In total, we derived 15 land systems at the global level, from capitalized agriculture (mostly cropping, ranching, and tree plantations), to small-scale activities (such as mixed farming, shifting cultivation, pastoralism, and forest-dwelling), to forestry, to area-based conservation (including public, private, and community-based measures), and to highly modified land uses (such as mining, energy production, and construction). These global systems were then refined, split up, or entirely left out for our five focus regions, yielding five regionalized land system typologies.

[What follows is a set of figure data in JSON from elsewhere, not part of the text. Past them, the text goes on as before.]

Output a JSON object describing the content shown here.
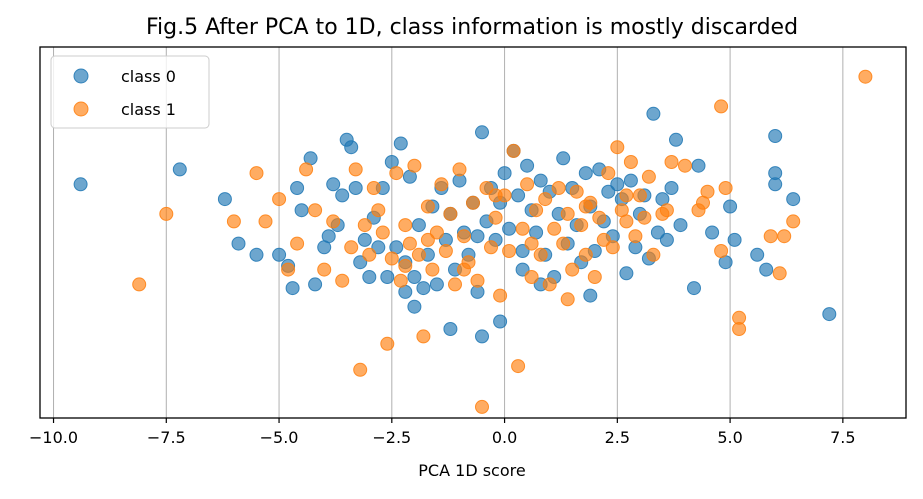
{
  "chart_data": {
    "type": "scatter",
    "title": "Fig.5 After PCA to 1D, class information is mostly discarded",
    "xlabel": "PCA 1D score",
    "ylabel": "",
    "xlim": [
      -10.3,
      8.9
    ],
    "ylim": [
      0,
      1
    ],
    "x_ticks": [
      -10.0,
      -7.5,
      -5.0,
      -2.5,
      0.0,
      2.5,
      5.0,
      7.5
    ],
    "x_tick_labels": [
      "−10.0",
      "−7.5",
      "−5.0",
      "−2.5",
      "0.0",
      "2.5",
      "5.0",
      "7.5"
    ],
    "grid": "vertical",
    "legend_position": "top-left",
    "series": [
      {
        "name": "class 0",
        "color": "#1f77b4",
        "points": [
          [
            -9.4,
            0.63
          ],
          [
            -7.2,
            0.67
          ],
          [
            -6.2,
            0.59
          ],
          [
            -5.9,
            0.47
          ],
          [
            -5.5,
            0.44
          ],
          [
            -5.0,
            0.44
          ],
          [
            -4.8,
            0.41
          ],
          [
            -4.7,
            0.35
          ],
          [
            -4.6,
            0.62
          ],
          [
            -4.5,
            0.56
          ],
          [
            -4.3,
            0.7
          ],
          [
            -4.2,
            0.36
          ],
          [
            -4.0,
            0.46
          ],
          [
            -3.9,
            0.49
          ],
          [
            -3.8,
            0.63
          ],
          [
            -3.6,
            0.6
          ],
          [
            -3.5,
            0.75
          ],
          [
            -3.4,
            0.73
          ],
          [
            -3.3,
            0.62
          ],
          [
            -3.2,
            0.42
          ],
          [
            -3.1,
            0.48
          ],
          [
            -3.0,
            0.38
          ],
          [
            -2.9,
            0.54
          ],
          [
            -2.8,
            0.46
          ],
          [
            -2.7,
            0.62
          ],
          [
            -2.6,
            0.38
          ],
          [
            -2.5,
            0.69
          ],
          [
            -2.4,
            0.46
          ],
          [
            -2.3,
            0.74
          ],
          [
            -2.2,
            0.42
          ],
          [
            -2.1,
            0.65
          ],
          [
            -2.0,
            0.38
          ],
          [
            -1.9,
            0.52
          ],
          [
            -1.8,
            0.35
          ],
          [
            -1.7,
            0.44
          ],
          [
            -1.6,
            0.57
          ],
          [
            -1.5,
            0.36
          ],
          [
            -1.4,
            0.62
          ],
          [
            -1.3,
            0.48
          ],
          [
            -1.2,
            0.55
          ],
          [
            -1.1,
            0.4
          ],
          [
            -1.0,
            0.64
          ],
          [
            -0.9,
            0.5
          ],
          [
            -0.8,
            0.44
          ],
          [
            -0.7,
            0.58
          ],
          [
            -0.6,
            0.49
          ],
          [
            -0.5,
            0.77
          ],
          [
            -0.4,
            0.53
          ],
          [
            -0.3,
            0.62
          ],
          [
            -0.2,
            0.48
          ],
          [
            -0.1,
            0.58
          ],
          [
            0.0,
            0.66
          ],
          [
            0.1,
            0.51
          ],
          [
            0.2,
            0.72
          ],
          [
            0.3,
            0.6
          ],
          [
            0.4,
            0.45
          ],
          [
            0.5,
            0.68
          ],
          [
            0.6,
            0.56
          ],
          [
            0.7,
            0.5
          ],
          [
            0.8,
            0.64
          ],
          [
            0.9,
            0.44
          ],
          [
            1.0,
            0.61
          ],
          [
            1.1,
            0.38
          ],
          [
            1.2,
            0.55
          ],
          [
            1.3,
            0.7
          ],
          [
            1.4,
            0.47
          ],
          [
            1.5,
            0.62
          ],
          [
            1.6,
            0.52
          ],
          [
            1.7,
            0.42
          ],
          [
            1.8,
            0.66
          ],
          [
            1.9,
            0.57
          ],
          [
            2.0,
            0.45
          ],
          [
            2.1,
            0.67
          ],
          [
            2.2,
            0.53
          ],
          [
            2.3,
            0.61
          ],
          [
            2.4,
            0.49
          ],
          [
            2.5,
            0.63
          ],
          [
            2.6,
            0.59
          ],
          [
            2.7,
            0.39
          ],
          [
            2.8,
            0.64
          ],
          [
            2.9,
            0.46
          ],
          [
            3.0,
            0.55
          ],
          [
            3.1,
            0.6
          ],
          [
            3.2,
            0.43
          ],
          [
            3.3,
            0.82
          ],
          [
            3.4,
            0.5
          ],
          [
            3.5,
            0.59
          ],
          [
            3.6,
            0.48
          ],
          [
            3.7,
            0.62
          ],
          [
            3.8,
            0.75
          ],
          [
            3.9,
            0.52
          ],
          [
            4.2,
            0.35
          ],
          [
            4.3,
            0.68
          ],
          [
            4.6,
            0.5
          ],
          [
            4.9,
            0.42
          ],
          [
            5.0,
            0.57
          ],
          [
            5.1,
            0.48
          ],
          [
            5.6,
            0.44
          ],
          [
            5.8,
            0.4
          ],
          [
            6.0,
            0.76
          ],
          [
            6.0,
            0.66
          ],
          [
            6.0,
            0.63
          ],
          [
            6.4,
            0.59
          ],
          [
            7.2,
            0.28
          ],
          [
            -1.2,
            0.24
          ],
          [
            -0.5,
            0.22
          ],
          [
            -2.2,
            0.34
          ],
          [
            -0.1,
            0.26
          ],
          [
            -3.7,
            0.52
          ],
          [
            0.8,
            0.36
          ],
          [
            1.9,
            0.33
          ],
          [
            -0.6,
            0.34
          ],
          [
            -2.0,
            0.3
          ],
          [
            0.4,
            0.4
          ]
        ]
      },
      {
        "name": "class 1",
        "color": "#ff7f0e",
        "points": [
          [
            -8.1,
            0.36
          ],
          [
            -7.5,
            0.55
          ],
          [
            -5.5,
            0.66
          ],
          [
            -5.3,
            0.53
          ],
          [
            -5.0,
            0.59
          ],
          [
            -4.8,
            0.4
          ],
          [
            -4.6,
            0.47
          ],
          [
            -4.4,
            0.67
          ],
          [
            -4.2,
            0.56
          ],
          [
            -4.0,
            0.4
          ],
          [
            -3.8,
            0.53
          ],
          [
            -3.6,
            0.37
          ],
          [
            -3.4,
            0.46
          ],
          [
            -3.3,
            0.67
          ],
          [
            -3.2,
            0.13
          ],
          [
            -3.1,
            0.52
          ],
          [
            -3.0,
            0.44
          ],
          [
            -2.9,
            0.62
          ],
          [
            -2.8,
            0.56
          ],
          [
            -2.7,
            0.5
          ],
          [
            -2.6,
            0.2
          ],
          [
            -2.5,
            0.43
          ],
          [
            -2.4,
            0.66
          ],
          [
            -2.3,
            0.37
          ],
          [
            -2.2,
            0.52
          ],
          [
            -2.1,
            0.47
          ],
          [
            -2.0,
            0.68
          ],
          [
            -1.9,
            0.44
          ],
          [
            -1.8,
            0.22
          ],
          [
            -1.7,
            0.57
          ],
          [
            -1.6,
            0.4
          ],
          [
            -1.5,
            0.5
          ],
          [
            -1.4,
            0.63
          ],
          [
            -1.3,
            0.45
          ],
          [
            -1.2,
            0.55
          ],
          [
            -1.1,
            0.36
          ],
          [
            -1.0,
            0.67
          ],
          [
            -0.9,
            0.49
          ],
          [
            -0.8,
            0.42
          ],
          [
            -0.7,
            0.58
          ],
          [
            -0.6,
            0.37
          ],
          [
            -0.5,
            0.03
          ],
          [
            -0.4,
            0.62
          ],
          [
            -0.3,
            0.46
          ],
          [
            -0.2,
            0.54
          ],
          [
            -0.1,
            0.33
          ],
          [
            0.0,
            0.6
          ],
          [
            0.1,
            0.45
          ],
          [
            0.2,
            0.72
          ],
          [
            0.3,
            0.14
          ],
          [
            0.4,
            0.51
          ],
          [
            0.5,
            0.63
          ],
          [
            0.6,
            0.38
          ],
          [
            0.7,
            0.56
          ],
          [
            0.8,
            0.44
          ],
          [
            0.9,
            0.59
          ],
          [
            1.0,
            0.36
          ],
          [
            1.1,
            0.51
          ],
          [
            1.2,
            0.62
          ],
          [
            1.3,
            0.47
          ],
          [
            1.4,
            0.55
          ],
          [
            1.5,
            0.4
          ],
          [
            1.6,
            0.61
          ],
          [
            1.7,
            0.52
          ],
          [
            1.8,
            0.44
          ],
          [
            1.9,
            0.58
          ],
          [
            2.0,
            0.38
          ],
          [
            2.1,
            0.54
          ],
          [
            2.2,
            0.48
          ],
          [
            2.3,
            0.66
          ],
          [
            2.4,
            0.46
          ],
          [
            2.5,
            0.73
          ],
          [
            2.6,
            0.56
          ],
          [
            2.7,
            0.53
          ],
          [
            2.8,
            0.69
          ],
          [
            2.9,
            0.49
          ],
          [
            3.0,
            0.6
          ],
          [
            3.1,
            0.54
          ],
          [
            3.2,
            0.65
          ],
          [
            3.3,
            0.44
          ],
          [
            3.5,
            0.55
          ],
          [
            3.7,
            0.69
          ],
          [
            4.0,
            0.68
          ],
          [
            4.3,
            0.56
          ],
          [
            4.4,
            0.58
          ],
          [
            4.5,
            0.61
          ],
          [
            4.8,
            0.84
          ],
          [
            4.8,
            0.45
          ],
          [
            4.9,
            0.62
          ],
          [
            5.2,
            0.27
          ],
          [
            5.2,
            0.24
          ],
          [
            5.9,
            0.49
          ],
          [
            6.1,
            0.39
          ],
          [
            6.2,
            0.49
          ],
          [
            6.4,
            0.53
          ],
          [
            8.0,
            0.92
          ],
          [
            -6.0,
            0.53
          ],
          [
            -2.2,
            0.41
          ],
          [
            1.4,
            0.32
          ],
          [
            -0.9,
            0.4
          ],
          [
            0.6,
            0.47
          ],
          [
            -1.7,
            0.48
          ],
          [
            2.7,
            0.6
          ],
          [
            -0.2,
            0.6
          ],
          [
            1.8,
            0.57
          ],
          [
            3.6,
            0.56
          ]
        ]
      }
    ]
  }
}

This revealed many commonalities but also substantial differences among regions. For example, commodity cropping by agribusiness actors is common and similar across the five dry forest regions, but the importance of other capitalized agriculture, such as tree cropping or cattle ranching, varied from region to region. In South America, where cattle ranching for beef production is the most widespread land use, it can occur either based on expansive pastures where all forest has been cleared, in less land-demanding feedlots, or in extensive silvopastoral systems, where remaining tree cover offers some biodiversity benefits. This was completely different in India where there are strong cultural, and often legal, bans on slaughtering cattle and eating beef.
In contrast, smallholders share key characteristics across the regions, such as relying on a mix of activities including cropping, livestock rearing, and the use of adjacent or surrounding forests for hunting and collecting resources. However, which of the activities was most important for the livelihoods of smallholders is different across places. We also discovered some land uses linked to complex political phenomena that require regional knowledge, such as processes of land speculation in Bolivia, or companies obtaining land concessions in Cambodia. Lastly, we found that conservation land uses also are remarkably diverse. While state-protected areas are similar across places, the institutional settings and levels of governance and funding vary. Moreover, the relevance and involvement of private actors differ markedly, with no institutional frame for private area-based conservation at all in Bolivia, and stock-listed safari companies co-managing a large part of protected areas in Mozambique. Finally, there are various facets of community-based conservation, including Indigenous reserves, social community forestry, or sacred groves – each implying unique challenges and opportunities.
All in all, our typology shows how diverse and complex land use is. But it goes beyond this: our typology can structure this diversity, which now provides a tool for better considering this diversity in conservation planning and helps to allow for better comparisons and learning from one region to another. It is increasingly clear that for protecting biodiversity, there are no silver-bullet solutions available. We need to design contextualized conservation strategies that are effective and at the same time just. For this, it is key to consider how conservation interacts with existing land uses, taking account of the wide range of land-use actors and activities connected to diverse portfolios of threats to biodiversity, opportunities for interventions, or trade-offs with conservation action.